Edward Morgan Forster wird am 1. Januar 1879 in London geboren. Da sein Vater früh stirbt, wächst er bei der Mutter auf, die ihn maßlos verhätschelt. Als Muttersöhnchen verspottet, hat der sensible Junge einen schweren Stand bei seinen Mitschülern und flüchtet sich in die Welt der Literatur. Erst als junger Mann und Student der Altphilologie am King’s College in Cambridge schließt Forster erste Freundschaften, die jedoch aufgrund seiner homosexuellen Neigung oft von Missverständnissen getrübt sind. Nach dem Studium bereist er mit der Mutter Italien; die Eindrücke inspirieren ihn zu seinem ersten Roman Engel und Narren (Where Angels Fear to Tread), der 1905 erscheint; weitere Romane folgen und sichern Forster früh literarischen Ruhm und ein leidliches Auskommen.
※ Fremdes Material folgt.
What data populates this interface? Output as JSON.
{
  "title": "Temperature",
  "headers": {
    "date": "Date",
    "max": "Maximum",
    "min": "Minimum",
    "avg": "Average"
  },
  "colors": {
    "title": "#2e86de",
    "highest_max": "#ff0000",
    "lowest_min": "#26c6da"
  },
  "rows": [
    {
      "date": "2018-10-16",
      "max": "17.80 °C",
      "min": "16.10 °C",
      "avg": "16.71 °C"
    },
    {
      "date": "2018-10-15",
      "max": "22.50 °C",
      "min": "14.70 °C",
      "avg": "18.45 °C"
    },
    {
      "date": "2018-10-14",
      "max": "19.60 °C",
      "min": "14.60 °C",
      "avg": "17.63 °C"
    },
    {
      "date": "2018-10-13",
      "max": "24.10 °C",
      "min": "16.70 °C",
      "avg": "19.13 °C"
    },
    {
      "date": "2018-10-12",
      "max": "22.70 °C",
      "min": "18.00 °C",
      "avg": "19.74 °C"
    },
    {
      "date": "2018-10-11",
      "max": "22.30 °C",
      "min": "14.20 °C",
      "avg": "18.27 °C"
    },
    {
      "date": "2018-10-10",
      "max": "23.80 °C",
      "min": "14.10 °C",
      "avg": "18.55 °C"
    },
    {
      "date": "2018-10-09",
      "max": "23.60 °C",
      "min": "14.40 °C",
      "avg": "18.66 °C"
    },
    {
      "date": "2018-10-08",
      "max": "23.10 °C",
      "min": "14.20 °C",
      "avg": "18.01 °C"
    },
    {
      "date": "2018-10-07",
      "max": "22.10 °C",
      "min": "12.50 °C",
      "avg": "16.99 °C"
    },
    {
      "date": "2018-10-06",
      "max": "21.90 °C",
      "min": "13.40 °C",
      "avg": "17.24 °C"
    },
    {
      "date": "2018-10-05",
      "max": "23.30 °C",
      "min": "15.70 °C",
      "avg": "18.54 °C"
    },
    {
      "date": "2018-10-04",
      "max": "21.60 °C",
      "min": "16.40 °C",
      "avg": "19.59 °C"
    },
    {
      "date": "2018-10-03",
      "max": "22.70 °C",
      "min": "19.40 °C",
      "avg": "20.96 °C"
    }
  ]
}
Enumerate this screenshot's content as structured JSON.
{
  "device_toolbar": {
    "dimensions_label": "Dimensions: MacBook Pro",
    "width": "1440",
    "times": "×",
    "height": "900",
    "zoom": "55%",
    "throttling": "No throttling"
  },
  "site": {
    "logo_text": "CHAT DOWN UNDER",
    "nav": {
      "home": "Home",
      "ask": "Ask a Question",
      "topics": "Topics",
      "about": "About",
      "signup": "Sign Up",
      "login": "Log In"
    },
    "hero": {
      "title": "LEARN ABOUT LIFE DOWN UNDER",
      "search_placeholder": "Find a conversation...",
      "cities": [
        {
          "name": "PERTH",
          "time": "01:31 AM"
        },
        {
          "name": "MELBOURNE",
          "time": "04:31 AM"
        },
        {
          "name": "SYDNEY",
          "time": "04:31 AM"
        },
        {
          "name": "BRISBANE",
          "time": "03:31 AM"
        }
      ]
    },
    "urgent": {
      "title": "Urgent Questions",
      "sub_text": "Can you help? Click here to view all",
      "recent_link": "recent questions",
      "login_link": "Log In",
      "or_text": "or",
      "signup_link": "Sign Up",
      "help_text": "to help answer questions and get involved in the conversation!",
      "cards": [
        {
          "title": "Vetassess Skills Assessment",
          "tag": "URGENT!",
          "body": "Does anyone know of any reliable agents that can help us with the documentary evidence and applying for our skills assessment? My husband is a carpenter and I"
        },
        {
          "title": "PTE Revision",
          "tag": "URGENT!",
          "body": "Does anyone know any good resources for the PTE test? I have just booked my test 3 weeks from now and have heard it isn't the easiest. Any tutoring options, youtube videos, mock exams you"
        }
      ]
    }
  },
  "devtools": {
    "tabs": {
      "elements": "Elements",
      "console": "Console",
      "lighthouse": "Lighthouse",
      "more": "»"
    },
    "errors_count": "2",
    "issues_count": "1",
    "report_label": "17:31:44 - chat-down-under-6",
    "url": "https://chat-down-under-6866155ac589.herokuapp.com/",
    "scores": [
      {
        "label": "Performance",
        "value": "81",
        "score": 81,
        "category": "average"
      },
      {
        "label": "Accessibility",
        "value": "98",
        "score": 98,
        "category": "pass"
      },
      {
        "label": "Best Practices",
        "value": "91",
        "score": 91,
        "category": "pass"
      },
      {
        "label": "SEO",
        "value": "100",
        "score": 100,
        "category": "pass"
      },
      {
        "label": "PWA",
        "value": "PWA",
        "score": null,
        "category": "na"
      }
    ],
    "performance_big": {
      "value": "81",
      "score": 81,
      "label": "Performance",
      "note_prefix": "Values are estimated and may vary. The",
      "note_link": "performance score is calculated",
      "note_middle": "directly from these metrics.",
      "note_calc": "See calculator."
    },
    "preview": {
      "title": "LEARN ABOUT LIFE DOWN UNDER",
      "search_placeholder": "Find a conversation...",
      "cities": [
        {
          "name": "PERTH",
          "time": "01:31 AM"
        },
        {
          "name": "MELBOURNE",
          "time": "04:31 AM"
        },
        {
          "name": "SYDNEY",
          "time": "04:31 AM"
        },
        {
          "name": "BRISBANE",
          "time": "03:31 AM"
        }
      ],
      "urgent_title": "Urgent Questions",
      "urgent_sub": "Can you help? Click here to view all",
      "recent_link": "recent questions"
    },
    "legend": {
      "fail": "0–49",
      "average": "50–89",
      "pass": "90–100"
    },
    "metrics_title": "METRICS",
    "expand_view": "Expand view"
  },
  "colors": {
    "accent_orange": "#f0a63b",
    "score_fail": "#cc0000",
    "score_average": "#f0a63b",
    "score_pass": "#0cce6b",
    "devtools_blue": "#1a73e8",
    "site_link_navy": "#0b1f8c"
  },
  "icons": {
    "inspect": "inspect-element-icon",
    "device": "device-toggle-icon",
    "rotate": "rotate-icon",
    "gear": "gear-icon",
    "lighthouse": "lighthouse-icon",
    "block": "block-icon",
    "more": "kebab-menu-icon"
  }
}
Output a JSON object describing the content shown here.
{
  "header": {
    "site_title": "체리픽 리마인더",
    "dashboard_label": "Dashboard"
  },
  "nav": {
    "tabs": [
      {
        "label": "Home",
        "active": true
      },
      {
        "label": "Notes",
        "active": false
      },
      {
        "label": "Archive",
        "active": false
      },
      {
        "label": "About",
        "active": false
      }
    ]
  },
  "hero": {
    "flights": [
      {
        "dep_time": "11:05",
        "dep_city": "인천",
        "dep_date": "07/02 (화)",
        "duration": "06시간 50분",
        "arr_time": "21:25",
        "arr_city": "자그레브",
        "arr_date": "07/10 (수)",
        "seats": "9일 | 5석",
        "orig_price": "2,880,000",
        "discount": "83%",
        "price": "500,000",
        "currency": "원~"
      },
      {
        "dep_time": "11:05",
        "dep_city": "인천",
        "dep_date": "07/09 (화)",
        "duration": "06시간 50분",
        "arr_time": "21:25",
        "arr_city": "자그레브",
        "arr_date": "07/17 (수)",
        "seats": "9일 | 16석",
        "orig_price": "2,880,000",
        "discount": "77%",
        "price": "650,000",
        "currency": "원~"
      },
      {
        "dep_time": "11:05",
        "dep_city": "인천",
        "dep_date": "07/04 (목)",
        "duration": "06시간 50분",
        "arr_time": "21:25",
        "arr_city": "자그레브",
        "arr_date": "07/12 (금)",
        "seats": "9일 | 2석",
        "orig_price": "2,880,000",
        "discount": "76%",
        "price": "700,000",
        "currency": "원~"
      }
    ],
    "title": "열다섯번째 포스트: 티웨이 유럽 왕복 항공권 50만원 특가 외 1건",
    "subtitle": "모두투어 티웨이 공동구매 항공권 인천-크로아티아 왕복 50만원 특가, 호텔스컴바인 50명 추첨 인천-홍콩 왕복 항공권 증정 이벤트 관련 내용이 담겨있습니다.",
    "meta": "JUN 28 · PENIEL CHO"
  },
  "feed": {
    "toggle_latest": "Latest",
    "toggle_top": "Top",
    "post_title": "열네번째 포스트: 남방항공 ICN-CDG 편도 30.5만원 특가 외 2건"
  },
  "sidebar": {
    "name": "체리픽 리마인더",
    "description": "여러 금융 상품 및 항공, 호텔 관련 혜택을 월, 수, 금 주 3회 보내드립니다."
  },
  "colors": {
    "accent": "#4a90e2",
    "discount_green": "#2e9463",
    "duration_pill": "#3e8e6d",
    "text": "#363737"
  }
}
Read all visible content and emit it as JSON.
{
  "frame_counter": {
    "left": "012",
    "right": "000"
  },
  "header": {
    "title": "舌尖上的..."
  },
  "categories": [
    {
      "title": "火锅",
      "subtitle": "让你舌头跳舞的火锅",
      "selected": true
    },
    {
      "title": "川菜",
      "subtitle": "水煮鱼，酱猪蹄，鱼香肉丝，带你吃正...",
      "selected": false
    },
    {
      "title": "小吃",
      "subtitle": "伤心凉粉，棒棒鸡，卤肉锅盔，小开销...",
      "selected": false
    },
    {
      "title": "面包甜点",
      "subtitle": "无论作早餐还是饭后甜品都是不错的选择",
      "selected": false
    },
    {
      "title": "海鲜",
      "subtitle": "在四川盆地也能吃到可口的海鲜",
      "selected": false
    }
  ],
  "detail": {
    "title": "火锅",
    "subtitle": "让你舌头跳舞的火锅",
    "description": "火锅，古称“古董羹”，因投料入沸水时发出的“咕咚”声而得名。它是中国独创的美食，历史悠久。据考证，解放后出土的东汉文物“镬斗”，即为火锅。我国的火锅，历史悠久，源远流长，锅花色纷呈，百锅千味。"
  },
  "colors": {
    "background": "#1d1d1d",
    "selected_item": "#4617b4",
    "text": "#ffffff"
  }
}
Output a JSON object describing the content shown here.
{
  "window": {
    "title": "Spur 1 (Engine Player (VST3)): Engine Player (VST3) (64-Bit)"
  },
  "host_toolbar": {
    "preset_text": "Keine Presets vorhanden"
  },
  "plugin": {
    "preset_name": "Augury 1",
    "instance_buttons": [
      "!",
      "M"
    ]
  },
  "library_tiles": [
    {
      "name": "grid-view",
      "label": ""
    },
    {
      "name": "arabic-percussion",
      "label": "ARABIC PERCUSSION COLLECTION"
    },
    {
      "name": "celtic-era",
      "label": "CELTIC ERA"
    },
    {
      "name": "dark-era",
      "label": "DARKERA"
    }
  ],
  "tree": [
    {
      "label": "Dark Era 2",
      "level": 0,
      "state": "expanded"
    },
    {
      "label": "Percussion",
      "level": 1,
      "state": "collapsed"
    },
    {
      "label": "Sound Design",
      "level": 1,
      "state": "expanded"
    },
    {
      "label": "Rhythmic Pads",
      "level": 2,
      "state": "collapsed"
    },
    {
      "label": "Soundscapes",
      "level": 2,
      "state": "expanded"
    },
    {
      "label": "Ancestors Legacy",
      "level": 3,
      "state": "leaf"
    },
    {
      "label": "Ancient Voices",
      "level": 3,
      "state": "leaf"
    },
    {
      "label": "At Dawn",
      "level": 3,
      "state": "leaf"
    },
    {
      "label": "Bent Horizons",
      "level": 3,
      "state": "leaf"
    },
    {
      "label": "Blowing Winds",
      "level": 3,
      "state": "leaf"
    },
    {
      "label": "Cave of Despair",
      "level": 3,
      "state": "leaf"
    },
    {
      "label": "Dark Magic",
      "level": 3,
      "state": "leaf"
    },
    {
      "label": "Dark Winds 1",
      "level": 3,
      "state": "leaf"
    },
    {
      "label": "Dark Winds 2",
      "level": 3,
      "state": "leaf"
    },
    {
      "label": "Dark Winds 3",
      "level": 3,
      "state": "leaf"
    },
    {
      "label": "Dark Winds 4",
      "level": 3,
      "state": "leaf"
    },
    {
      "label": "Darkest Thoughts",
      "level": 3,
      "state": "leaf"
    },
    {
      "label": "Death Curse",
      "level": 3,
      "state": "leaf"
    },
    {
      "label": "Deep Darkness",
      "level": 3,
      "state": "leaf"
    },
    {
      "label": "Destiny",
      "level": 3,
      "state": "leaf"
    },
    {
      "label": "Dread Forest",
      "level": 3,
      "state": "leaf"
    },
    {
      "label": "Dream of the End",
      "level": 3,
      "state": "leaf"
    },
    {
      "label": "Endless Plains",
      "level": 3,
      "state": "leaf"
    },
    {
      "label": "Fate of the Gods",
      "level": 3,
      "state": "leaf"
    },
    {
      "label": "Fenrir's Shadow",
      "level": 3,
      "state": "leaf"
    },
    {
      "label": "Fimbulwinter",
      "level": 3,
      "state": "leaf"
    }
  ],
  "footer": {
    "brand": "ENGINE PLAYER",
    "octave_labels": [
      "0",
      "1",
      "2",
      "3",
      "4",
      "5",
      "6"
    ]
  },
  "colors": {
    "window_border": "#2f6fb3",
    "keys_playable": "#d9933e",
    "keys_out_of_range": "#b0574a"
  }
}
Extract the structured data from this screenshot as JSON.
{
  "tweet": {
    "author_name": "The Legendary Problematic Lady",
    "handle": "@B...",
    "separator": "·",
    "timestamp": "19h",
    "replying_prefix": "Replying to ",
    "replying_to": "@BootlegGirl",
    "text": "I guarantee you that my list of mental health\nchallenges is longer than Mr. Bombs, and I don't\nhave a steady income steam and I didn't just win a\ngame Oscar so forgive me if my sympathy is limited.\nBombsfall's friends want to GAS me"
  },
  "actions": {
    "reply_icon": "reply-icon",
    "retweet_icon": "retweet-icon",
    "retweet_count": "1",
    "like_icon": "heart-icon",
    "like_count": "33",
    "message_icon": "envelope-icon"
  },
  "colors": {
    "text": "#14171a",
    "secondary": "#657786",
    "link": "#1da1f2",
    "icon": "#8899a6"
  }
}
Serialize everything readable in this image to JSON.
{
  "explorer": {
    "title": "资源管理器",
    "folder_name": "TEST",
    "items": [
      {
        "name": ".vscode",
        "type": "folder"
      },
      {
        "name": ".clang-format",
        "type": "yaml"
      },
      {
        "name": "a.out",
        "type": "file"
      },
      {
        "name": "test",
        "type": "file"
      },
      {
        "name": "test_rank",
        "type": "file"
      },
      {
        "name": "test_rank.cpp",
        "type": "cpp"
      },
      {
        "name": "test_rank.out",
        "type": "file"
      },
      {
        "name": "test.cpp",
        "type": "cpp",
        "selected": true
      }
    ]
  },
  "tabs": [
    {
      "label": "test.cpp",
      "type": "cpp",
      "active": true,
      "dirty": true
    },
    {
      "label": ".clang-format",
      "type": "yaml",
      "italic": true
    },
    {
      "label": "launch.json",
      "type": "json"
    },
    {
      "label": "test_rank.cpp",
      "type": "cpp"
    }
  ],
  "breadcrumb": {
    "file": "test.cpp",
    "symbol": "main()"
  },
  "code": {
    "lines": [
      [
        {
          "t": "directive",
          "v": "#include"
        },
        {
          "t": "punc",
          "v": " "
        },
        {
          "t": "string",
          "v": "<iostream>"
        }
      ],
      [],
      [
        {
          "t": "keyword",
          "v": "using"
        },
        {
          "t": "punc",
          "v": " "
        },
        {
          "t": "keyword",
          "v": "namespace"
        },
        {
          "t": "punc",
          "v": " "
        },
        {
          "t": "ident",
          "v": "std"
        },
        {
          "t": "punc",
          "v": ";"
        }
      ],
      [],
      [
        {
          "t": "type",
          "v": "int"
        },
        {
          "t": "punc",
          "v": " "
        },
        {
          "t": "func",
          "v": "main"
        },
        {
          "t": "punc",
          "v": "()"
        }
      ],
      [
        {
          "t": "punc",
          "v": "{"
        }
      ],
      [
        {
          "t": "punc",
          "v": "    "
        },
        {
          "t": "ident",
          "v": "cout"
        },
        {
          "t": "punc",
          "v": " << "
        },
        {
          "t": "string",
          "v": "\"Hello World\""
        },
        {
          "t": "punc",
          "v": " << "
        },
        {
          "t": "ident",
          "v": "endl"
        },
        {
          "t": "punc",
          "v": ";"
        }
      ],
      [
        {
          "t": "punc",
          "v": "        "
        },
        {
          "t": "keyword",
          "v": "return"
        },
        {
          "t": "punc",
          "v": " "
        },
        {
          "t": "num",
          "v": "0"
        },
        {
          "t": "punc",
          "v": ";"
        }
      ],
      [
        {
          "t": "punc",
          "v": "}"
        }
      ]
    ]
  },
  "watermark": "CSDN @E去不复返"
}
Gemeinsam mit Künstlern und Intellektuellen wie Virginia Woolf oder John Maynard Keynes gehört er dem Gründungszirkel der legendären Bloomsbury Group an. 1907 lernt er den Inder Syed Ross Masood kennen und verliebt sich. Seine Gefühle bleiben unerwidert, dennoch gibt er die Hoffnung nicht auf. 1913 besucht er Masood in Indien. Begeistert von Land und Leuten beginnt er hier seinen Roman Auf der Suche nach Indien (A Passage to India), den er jedoch erst nach einem zweiten Aufenthalt rund zehn Jahre später als Privatsekretär des Maharadscha von Dewas fertigstellt. Es ist Forsters letzter Roman, seine Kreativität scheint versiegt. Fortan betätigt er sich hauptsächlich als Literaturkritiker. Nach wie vor leidet sein Liebesleben unter den Heimlichkeiten, zu denen ihn die Rücksicht auf seine dominante Mutter zwingt. Erst nach ihrem Tod macht er dem Versteckspiel ein Ende und wird schließlich gar zum öffentlichen Fürsprecher der rechtlichen Anerkennung homosexueller Beziehungen. Postum erscheint der homoerotische Roman Maurice (1971), den der ängstliche Forster über ein halbes Jahrhundert lang unter Verschluss gehalten hat. Der Autor stirbt am 7. Juni 1970 in Coventry.